Acting to protect the healthcare of New Jersey residents and the stability of the State’s healthcare system, Attorney General Gurbir S. Grewal today joined a multi-state coalition of Attorneys General in seeking to defend the federal Affordable Care Act from legal attack by intervening in a suit filed by Texas and other states that seeks to have the ACA thrown out as unconstitutional.
“Once again, states like Texas are asking a federal judge to toss out the Affordable Care Act, a law that has brought health care to nearly 20 million Americans, including more than 800,000 New Jersey residents,” said Attorney General Grewal. “Typically, it’s the responsibility of the U.S. Department of Justice to defend federal laws like the ACA from constitutional attack.

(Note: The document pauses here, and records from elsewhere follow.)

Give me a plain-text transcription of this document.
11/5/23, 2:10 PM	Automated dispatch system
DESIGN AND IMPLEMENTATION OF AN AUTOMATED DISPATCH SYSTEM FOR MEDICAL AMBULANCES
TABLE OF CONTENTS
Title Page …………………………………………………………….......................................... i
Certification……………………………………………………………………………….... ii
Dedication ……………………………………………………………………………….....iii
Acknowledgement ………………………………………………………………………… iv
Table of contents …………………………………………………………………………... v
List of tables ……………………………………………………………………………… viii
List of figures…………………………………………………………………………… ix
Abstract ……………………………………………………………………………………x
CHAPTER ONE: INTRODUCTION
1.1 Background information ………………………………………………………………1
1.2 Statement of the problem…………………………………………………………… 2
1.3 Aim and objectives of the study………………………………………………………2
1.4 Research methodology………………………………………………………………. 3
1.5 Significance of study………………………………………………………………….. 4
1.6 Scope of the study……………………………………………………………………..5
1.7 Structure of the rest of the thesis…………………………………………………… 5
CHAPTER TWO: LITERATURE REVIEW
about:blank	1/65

But unfortunately – given everything going on in Washington these days – it’s clear that New Jersey and other like-minded states need to step up to protect the law from yet another meritless legal challenge.”

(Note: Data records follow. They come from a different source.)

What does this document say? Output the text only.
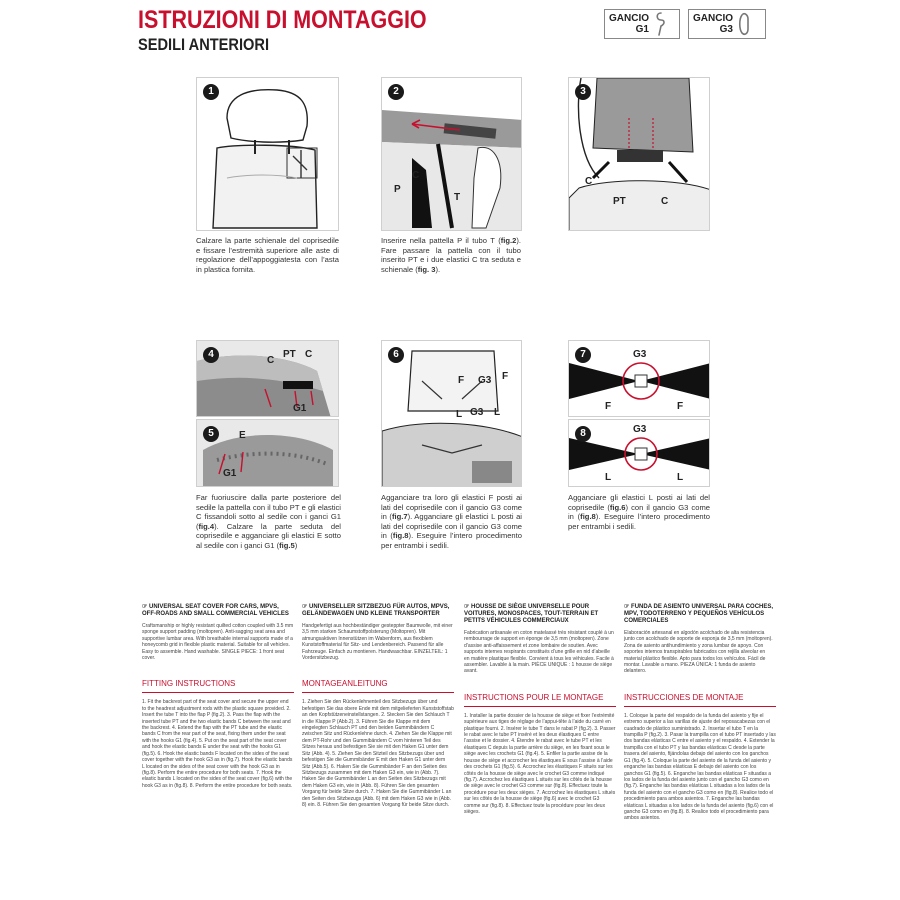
ISTRUZIONI DI MONTAGGIO
SEDILI ANTERIORI
GANCIO
G1
GANCIO
G3
1	2
P
C
T
3
C
PT	C
Calzare la parte schienale del coprisedile e fissare l’estremità superiore alle aste di regolazione dell’appoggiatesta con l’asta in plastica fornita.
Inserire nella pattella P il tubo T (fig.2). Fare passare la pattella con il tubo inserito PT e i due elastici C tra seduta e schienale (fig. 3).
4
C
PT C
G1
5	E
G1
6
F G3 F
L G3 L
7	G3
F	F
8	G3
L	L
Far fuoriuscire dalla parte posteriore del sedile la pattella con il tubo PT e gli elastici C fissandoli sotto al sedile con i ganci G1 (fig.4). Calzare la parte seduta del coprisedile e agganciare gli elastici E sotto al sedile con i ganci G1 (fig.5)
Agganciare tra loro gli elastici F posti ai lati del coprisedile con il gancio G3 come in (fig.7). Agganciare gli elastici L posti ai lati del coprisedile con il gancio G3 come in (fig.8). Eseguire l’intero procedimento per entrambi i sedili.
Agganciare gli elastici L posti ai lati del coprisedile (fig.6) con il gancio G3 come in (fig.8). Eseguire l’intero procedimento per entrambi i sedili.
☞ UNIVERSAL SEAT COVER FOR CARS, MPVS, OFF-ROADS AND SMALL COMMERCIAL VEHICLES
Craftsmanship or highly resistant quilted cotton coupled with 3.5 mm sponge support padding (moltopren). Anti-sagging seat area and supportive lumbar area. With breathable internal supports made of a honeycomb grid in flexible plastic material. Suitable for all vehicles. Easy to assemble. Hand washable. SINGLE PIECE: 1 front seat cover.
FITTING INSTRUCTIONS
1. Fit the backrest part of the seat cover and secure the upper end to the headrest adjustment rods with the plastic square provided. 2. Insert the tube T into the flap P (fig.2). 3. Pass the flap with the inserted tube PT and the two elastic bands C between the seat and the backrest. 4. Extend the flap with the PT tube and the elastic bands C from the rear part of the seat, fixing them under the seat with the hooks G1 (fig.4). 5. Put on the seat part of the seat cover and hook the elastic bands E under the seat with the hooks G1 (fig.5). 6. Hook the elastic bands F located on the sides of the seat cover together with the hook G3 as in (fig.7). Hook the elastic bands L located on the sides of the seat cover with the hook G3 as in (fig.8). Perform the entire procedure for both seats. 7. Hook the elastic bands L located on the sides of the seat cover (fig.6) with the hook G3 as in (fig.8). 8. Perform the entire procedure for both seats.
☞ UNIVERSELLER SITZBEZUG FÜR AUTOS, MPVS, GELÄNDEWAGEN UND KLEINE TRANSPORTER
Handgefertigt aus hochbeständiger gesteppter Baumwolle, mit einer 3,5 mm starken Schaumstoffpolsterung (Moltopren). Mit atmungsaktiven Innenstützen im Wabenform, aus flexiblem Kunststoffmaterial für Sitz- und Lendenbereich. Passend für alle Fahrzeuge. Einfach zu montieren. Handwaschbar. EINZELTEIL: 1 Vordersitzbezug.
MONTAGEANLEITUNG
1. Ziehen Sie den Rückenlehnenteil des Sitzbezugs über und befestigen Sie das obere Ende mit dem mitgelieferten Kunststoffstab an den Kopfstützeneinstellstangen. 2. Stecken Sie den Schlauch T in die Klappe P (Abb.2). 3. Führen Sie die Klappe mit dem eingelegten Schlauch PT und den beiden Gummibändern C zwischen Sitz und Rückenlehne durch. 4. Ziehen Sie die Klappe mit dem PT-Rohr und den Gummibändern C vom hinteren Teil des Sitzes heraus und befestigen Sie sie mit den Haken G1 unter dem Sitz (Abb. 4). 5. Ziehen Sie den Sitzteil des Sitzbezugs über und befestigen Sie die Gummibänder E mit den Haken G1 unter dem Sitz (Abb.5). 6. Haken Sie die Gummibänder F an den Seiten des Sitzbezugs zusammen mit dem Haken G3 ein, wie in (Abb. 7). Haken Sie die Gummibänder L an den Seiten des Sitzbezugs mit dem Haken G3 ein, wie in (Abb. 8). Führen Sie den gesamten Vorgang für beide Sitze durch. 7. Haken Sie die Gummibänder L an den Seiten des Sitzbezugs (Abb. 6) mit dem Haken G3 wie in (Abb. 8) ein. 8. Führen Sie den gesamten Vorgang für beide Sitze durch.
☞ HOUSSE DE SIÈGE UNIVERSELLE POUR VOITURES, MONOSPACES, TOUT-TERRAIN ET PETITS VÉHICULES COMMERCIAUX
Fabrication artisanale en coton matelassé très résistant couplé à un rembourrage de support en éponge de 3,5 mm (moltopren). Zone d’assise anti-affaissement et zone lombaire de soutien. Avec supports internes respirants constitués d’une grille en nid d’abeille en matière plastique flexible. Convient à tous les véhicules. Facile à assembler. Lavable à la main. PIÈCE UNIQUE : 1 housse de siège avant.
INSTRUCTIONS POUR LE MONTAGE
1. Installer la partie dossier de la housse de siège et fixer l’extrémité supérieure aux tiges de réglage de l’appui-tête à l’aide du carré en plastique fourni. 2. Insérer le tube T dans le rabat P (fig.2). 3. Passer le rabat avec le tube PT inséré et les deux élastiques C entre l’assise et le dossier. 4. Étendre le rabat avec le tube PT et les élastiques C depuis la partie arrière du siège, en les fixant sous le siège avec les crochets G1 (fig.4). 5. Enfiler la partie assise de la housse de siège et accrocher les élastiques E sous l’assise à l’aide des crochets G1 (fig.5). 6. Accrochez les élastiques F situés sur les côtés de la housse de siège avec le crochet G3 comme indiqué (fig.7). Accrochez les élastiques L situés sur les côtés de la housse de siège avec le crochet G3 comme sur (fig.8). Effectuez toute la procédure pour les deux sièges. 7. Accrochez les élastiques L situés sur les côtés de la housse de siège (fig.6) avec le crochet G3 comme sur (fig.8). 8. Effectuez toute la procédure pour les deux sièges.
☞ FUNDA DE ASIENTO UNIVERSAL PARA COCHES, MPV, TODOTERRENO Y PEQUEÑOS VEHÍCULOS COMERCIALES
Elaboración artesanal en algodón acolchado de alta resistencia junto con acolchado de soporte de esponja de 3,5 mm (moltopren). Zona de asiento antihundimiento y zona lumbar de apoyo. Con soportes internos transpirables fabricados con rejilla alveolar en material plástico flexible. Apto para todos los vehículos. Fácil de montar. Lavable a mano. PIEZA ÚNICA: 1 funda de asiento delantero.
INSTRUCCIONES DE MONTAJE
1. Coloque la parte del respaldo de la funda del asiento y fije el extremo superior a las varillas de ajuste del reposacabezas con el cuadrado de plástico suministrado. 2. Insertar el tubo T en la trampilla P (fig.2). 3. Pasar la trampilla con el tubo PT insertado y las dos bandas elásticas C entre el asiento y el respaldo. 4. Extender la trampilla con el tubo PT y las bandas elásticas C desde la parte trasera del asiento, fijándolas debajo del asiento con los ganchos G1 (fig.4). 5. Coloque la parte del asiento de la funda del asiento y enganche las bandas elásticas E debajo del asiento con los ganchos G1 (fig.5). 6. Enganche las bandas elásticas F situadas a los lados de la funda del asiento junto con el gancho G3 como en (fig.7). Enganche las bandas elásticas L situadas a los lados de la funda del asiento con el gancho G3 como en (fig.8). Realice todo el procedimiento para ambos asientos. 7. Enganche las bandas elásticas L situadas a los lados de la funda del asiento (fig.6) con el gancho G3 como en (fig.8). 8. Realice todo el procedimiento para ambos asientos.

Enacted in 2010, the ACA has helped a significant number of New Jersey residents secure healthcare coverage -- including such vulnerable populations as senior citizens, children, people with medical conditions and disabilities. The statute has withstood constitutional attacks before, including previous challenges filed by plaintiffs in the Texas case. The U.S. Supreme Court rejected the main challenge to the statute in 2012.

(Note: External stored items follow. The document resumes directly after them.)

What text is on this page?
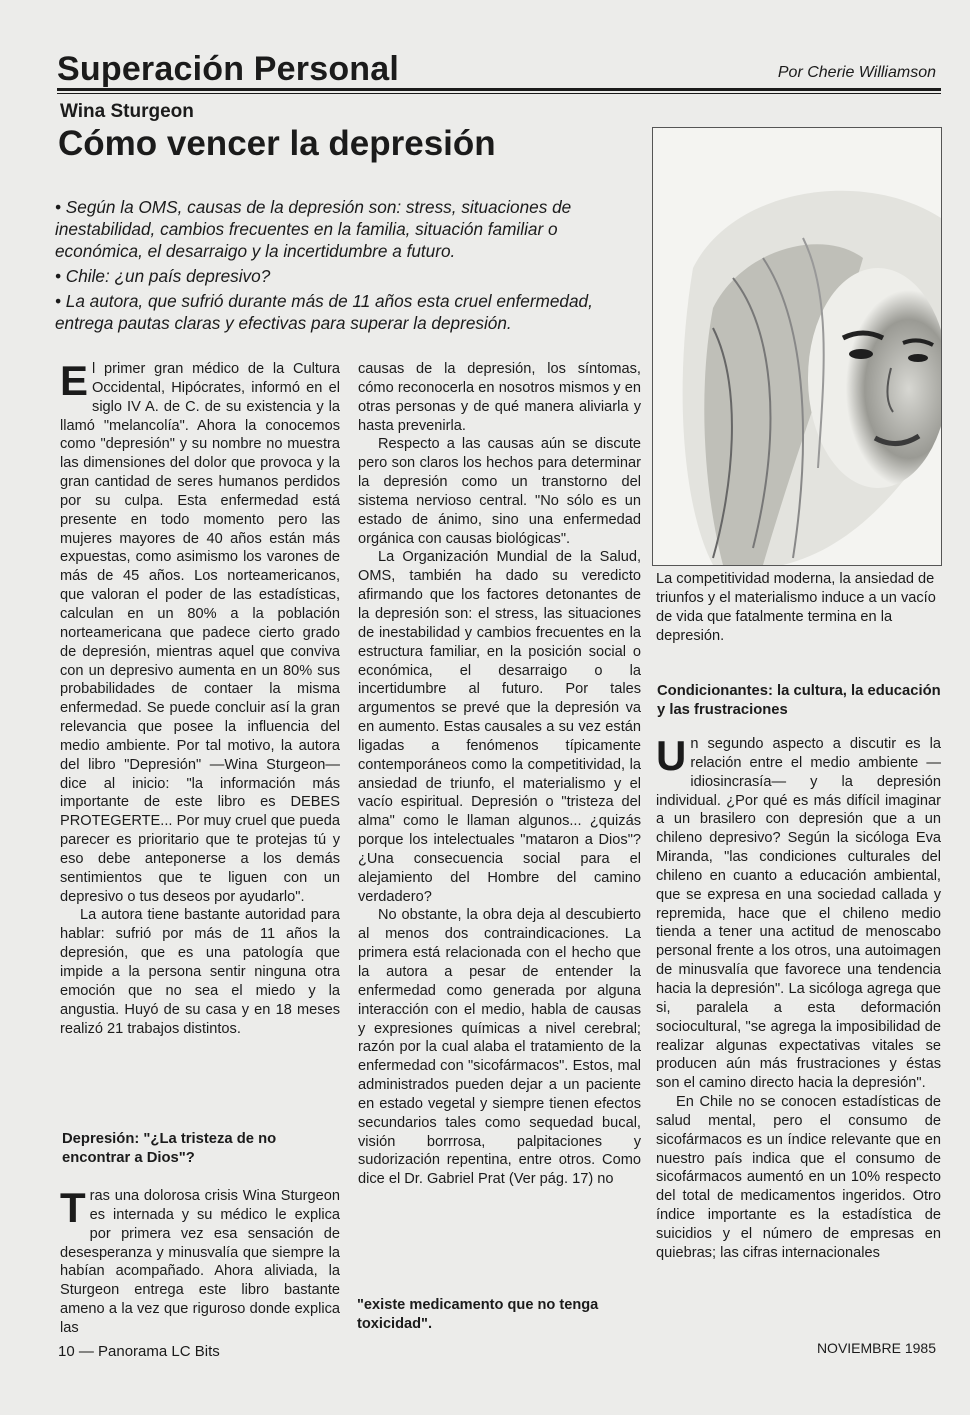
Superación Personal	Por Cherie Williamson
Wina Sturgeon
Cómo vencer la depresión
• Según la OMS, causas de la depresión son: stress, situaciones de inestabilidad, cambios frecuentes en la familia, situación familiar o económica, el desarraigo y la incertidumbre a futuro.
• Chile: ¿un país depresivo?
• La autora, que sufrió durante más de 11 años esta cruel enfermedad, entrega pautas claras y efectivas para superar la depresión.

La competitividad moderna, la ansiedad de triunfos y el materialismo induce a un vacío de vida que fatalmente termina en la depresión.

El primer gran médico de la Cultura Occidental, Hipócrates, informó en el siglo IV A. de C. de su existencia y la llamó "melancolía". Ahora la conocemos como "depresión" y su nombre no muestra las dimensiones del dolor que provoca y la gran cantidad de seres humanos perdidos por su culpa. Esta enfermedad está presente en todo momento pero las mujeres mayores de 40 años están más expuestas, como asimismo los varones de más de 45 años. Los norteamericanos, que valoran el poder de las estadísticas, calculan en un 80% a la población norteamericana que padece cierto grado de depresión, mientras aquel que conviva con un depresivo aumenta en un 80% sus probabilidades de contaer la misma enfermedad. Se puede concluir así la gran relevancia que posee la influencia del medio ambiente. Por tal motivo, la autora del libro "Depresión" —Wina Sturgeon— dice al inicio: "la información más importante de este libro es DEBES PROTEGERTE... Por muy cruel que pueda parecer es prioritario que te protejas tú y eso debe anteponerse a los demás sentimientos que te liguen con un depresivo o tus deseos por ayudarlo".

La autora tiene bastante autoridad para hablar: sufrió por más de 11 años la depresión, que es una patología que impide a la persona sentir ninguna otra emoción que no sea el miedo y la angustia. Huyó de su casa y en 18 meses realizó 21 trabajos distintos.

Depresión: "¿La tristeza de no encontrar a Dios"?

Tras una dolorosa crisis Wina Sturgeon es internada y su médico le explica por primera vez esa sensación de desesperanza y minusvalía que siempre la habían acompañado. Ahora aliviada, la Sturgeon entrega este libro bastante ameno a la vez que riguroso donde explica las

causas de la depresión, los síntomas, cómo reconocerla en nosotros mismos y en otras personas y de qué manera aliviarla y hasta prevenirla.

Respecto a las causas aún se discute pero son claros los hechos para determinar la depresión como un transtorno del sistema nervioso central. "No sólo es un estado de ánimo, sino una enfermedad orgánica con causas biológicas".

La Organización Mundial de la Salud, OMS, también ha dado su veredicto afirmando que los factores detonantes de la depresión son: el stress, las situaciones de inestabilidad y cambios frecuentes en la estructura familiar, en la posición social o económica, el desarraigo o la incertidumbre al futuro. Por tales argumentos se prevé que la depresión va en aumento. Estas causales a su vez están ligadas a fenómenos típicamente contemporáneos como la competitividad, la ansiedad de triunfo, el materialismo y el vacío espiritual. Depresión o "tristeza del alma" como le llaman algunos... ¿quizás porque los intelectuales "mataron a Dios"? ¿Una consecuencia social para el alejamiento del Hombre del camino verdadero?

No obstante, la obra deja al descubierto al menos dos contraindicaciones. La primera está relacionada con el hecho que la autora a pesar de entender la enfermedad como generada por alguna interacción con el medio, habla de causas y expresiones químicas a nivel cerebral; razón por la cual alaba el tratamiento de la enfermedad con "sicofármacos". Estos, mal administrados pueden dejar a un paciente en estado vegetal y siempre tienen efectos secundarios tales como sequedad bucal, visión borrrosa, palpitaciones y sudorización repentina, entre otros. Como dice el Dr. Gabriel Prat (Ver pág. 17) no

"existe medicamento que no tenga toxicidad".
Condicionantes: la cultura, la educación y las frustraciones

Un segundo aspecto a discutir es la relación entre el medio ambiente —idiosincrasía— y la depresión individual. ¿Por qué es más difícil imaginar a un brasilero con depresión que a un chileno depresivo? Según la sicóloga Eva Miranda, "las condiciones culturales del chileno en cuanto a educación ambiental, que se expresa en una sociedad callada y repremida, hace que el chileno medio tienda a tener una actitud de menoscabo personal frente a los otros, una autoimagen de minusvalía que favorece una tendencia hacia la depresión". La sicóloga agrega que si, paralela a esta deformación sociocultural, "se agrega la imposibilidad de realizar algunas expectativas vitales se producen aún más frustraciones y éstas son el camino directo hacia la depresión".

En Chile no se conocen estadísticas de salud mental, pero el consumo de sicofármacos es un índice relevante que en nuestro país indica que el consumo de sicofármacos aumentó en un 10% respecto del total de medicamentos ingeridos. Otro índice importante es la estadística de suicidios y el número de empresas en quiebras; las cifras internacionales

10 — Panorama LC Bits	NOVIEMBRE 1985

Officials said that between 2013 and 2016, the percentage of people without health insurance coverage in New Jersey dropped from 13.2 percent to 8 percent.
More than 555,000 New Jerseyans have been able to enroll in Medicaid as a result of the ACA’s expansion of the program, and more than 274,000 New Jerseyans selected an Affordable Care Act Marketplace plan for 2018.
More than 130,000 New Jersey residents are receiving cost-sharing reductions as a result of the ACA, and more than 211,000 are receiving an advance premium tax credit. The ACA also has steered billions of dollars in federal funding to New Jersey, including more than $10 billion associated with Medicaid expansion.
Texas and other states have sued the federal government, alleging that the federal Tax Cuts and Jobs Act of 2017 amended the ACA in a way that renders the entire Act unconstitutional.
The group of states supporting the ACA and seeking to intervene in Texas et al. v. United States is led by California and, aside from New Jersey, includes Connecticut, Delaware, Hawaii, Illinois, Kentucky, Massachusetts, North Carolina, New York, Oregon, Rhode Island, Virginia, Vermont and Washington, as well the District of Columbia.
A legal brief filed today by New Jersey and the other states hoping to oppose Texas’s ACA challenge notes that a decision in favor of the plaintiffs “would dismantle the nation’s healthcare system, harm millions of people, and deprive the Intervenor States of hundreds of billions of dollars that they use to provide healthcare and coverage to their residents.”
“Each intervenor state has an interest in the health and well-being of its citizens, who would be gravely harmed by the loss of the ACA,” the brief contends.